In fact, episodes four and five screened at Cannes as if they were a single film. When questioned on why those two episodes were chosen, Refn explained that Too Old to Die Young could be watched in any order. Which is, in itself revolutionary, and speaks to the show’s unique sensibilities (It’s also another way of saying you can skip the ultra-boring episodes. These are two, three and six, although you might as well watch the whole thing.)

But Too Old to Die Young has an ethereal quality that is hard to explain and even harder to shake off. Think of it as a form of meditation. Clearing your head with a mantra for 15 minutes in the morning is supposed to improve your day. But spending however long you can manage in Refn-land is like a dark cloud that follows you around, drains your spirit, and weighs you down. After watching 13 hours of the show, you want to talk to everybody about it: swapping theories about the High Priestess of Death, ranking episodes from most to least boring, and picking up the courage to ask, “Is this show actually good?”

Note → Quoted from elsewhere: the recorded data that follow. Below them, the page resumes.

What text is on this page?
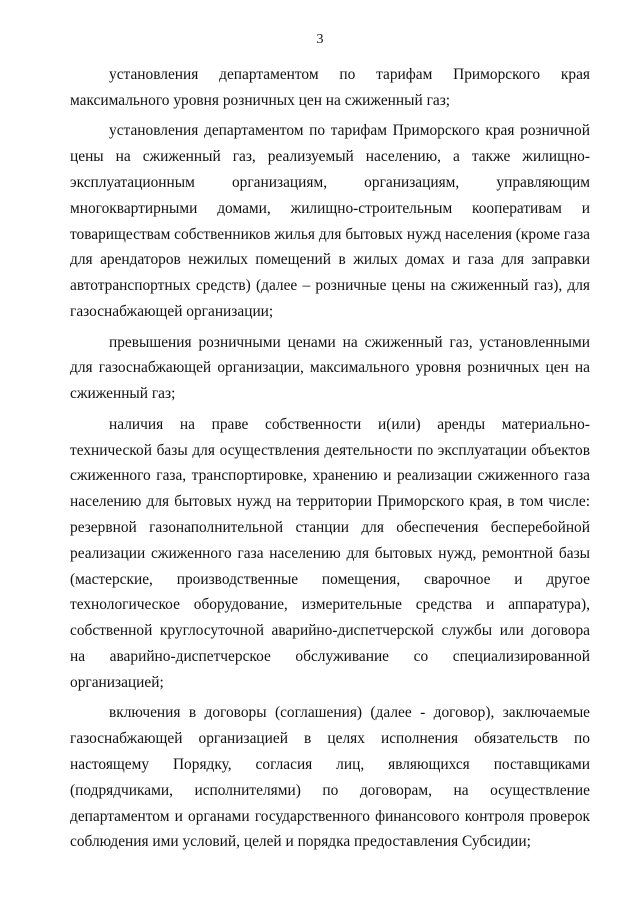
3

установления департаментом по тарифам Приморского края максимального уровня розничных цен на сжиженный газ;

установления департаментом по тарифам Приморского края розничной цены на сжиженный газ, реализуемый населению, а также жилищно-эксплуатационным организациям, организациям, управляющим многоквартирными домами, жилищно-строительным кооперативам и товариществам собственников жилья для бытовых нужд населения (кроме газа для арендаторов нежилых помещений в жилых домах и газа для заправки автотранспортных средств) (далее – розничные цены на сжиженный газ), для газоснабжающей организации;

превышения розничными ценами на сжиженный газ, установленными для газоснабжающей организации, максимального уровня розничных цен на сжиженный газ;

наличия на праве собственности и(или) аренды материально-технической базы для осуществления деятельности по эксплуатации объектов сжиженного газа, транспортировке, хранению и реализации сжиженного газа населению для бытовых нужд на территории Приморского края, в том числе: резервной газонаполнительной станции для обеспечения бесперебойной реализации сжиженного газа населению для бытовых нужд, ремонтной базы (мастерские, производственные помещения, сварочное и другое технологическое оборудование, измерительные средства и аппаратура), собственной круглосуточной аварийно-диспетчерской службы или договора на аварийно-диспетчерское обслуживание со специализированной организацией;

включения в договоры (соглашения) (далее - договор), заключаемые газоснабжающей организацией в целях исполнения обязательств по настоящему Порядку, согласия лиц, являющихся поставщиками (подрядчиками, исполнителями) по договорам, на осуществление департаментом и органами государственного финансового контроля проверок соблюдения ими условий, целей и порядка предоставления Субсидии;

“Refn has described Too Old to Die Young as his way of processing Trump’s America. Whether this is a convenient sound bite or actually true, the series is relentlessly bleak and immersed in the depraved depths of humanity”

As for the heaviness, Refn has described Too Old to Die Young as his way of processing Trump’s America. Whether this is a convenient sound bite or actually true, the series is relentlessly bleak and immersed in the depraved depths of humanity. Everyone seems to be corrupt, murderous or an incestuous sex maniac. It’s hard enough empathising with Martin, a gun-wielding policeman who abuses his power, but he also admits to a fetish for crying schoolgirls – he’s in a long-term relationship with a 17-year-old (do the maths). Then there’s Jesus, a Mexican mother’s boy played by Augusto Aguilera, whose quest to establish a “theme park of pain” is jaw-dropping.

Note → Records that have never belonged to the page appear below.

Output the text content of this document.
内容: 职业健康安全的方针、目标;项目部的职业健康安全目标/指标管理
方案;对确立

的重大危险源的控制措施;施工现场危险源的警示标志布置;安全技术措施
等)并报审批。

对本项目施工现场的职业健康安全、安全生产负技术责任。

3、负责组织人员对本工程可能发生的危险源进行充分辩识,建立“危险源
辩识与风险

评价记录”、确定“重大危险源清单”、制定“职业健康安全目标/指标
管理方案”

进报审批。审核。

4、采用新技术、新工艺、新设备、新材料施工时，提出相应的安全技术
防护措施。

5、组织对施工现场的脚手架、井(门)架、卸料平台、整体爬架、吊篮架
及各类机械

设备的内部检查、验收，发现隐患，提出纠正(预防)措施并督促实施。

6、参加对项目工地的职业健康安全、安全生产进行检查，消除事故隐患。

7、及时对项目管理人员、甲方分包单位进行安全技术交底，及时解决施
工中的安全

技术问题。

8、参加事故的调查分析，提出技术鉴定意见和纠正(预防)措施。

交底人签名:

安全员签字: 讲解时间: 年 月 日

What’s crucial, though, is that the show is self-aware. In episode four, the phrase “life is short” is uttered with a wink. At one point, Theo (Billy Baldwin) forces Martin to watch a crime-drama that looks suspiciously like the series’ opening scene, and laments, “You’re wouldn’t know art if it punched you in the face.” 30 seconds later, Theo goes onto masturbate at the thought of his own daughter. In other words, Refn knows the show is ludicrous, and it really is like being punched in the face for 754 minutes. After all, time is a finite resource, there’s too many streaming options to choose from, and the show can often feel like a big joke on the audience. Still, for those who can stomach it, it’s a 13-hour joke worth savouring.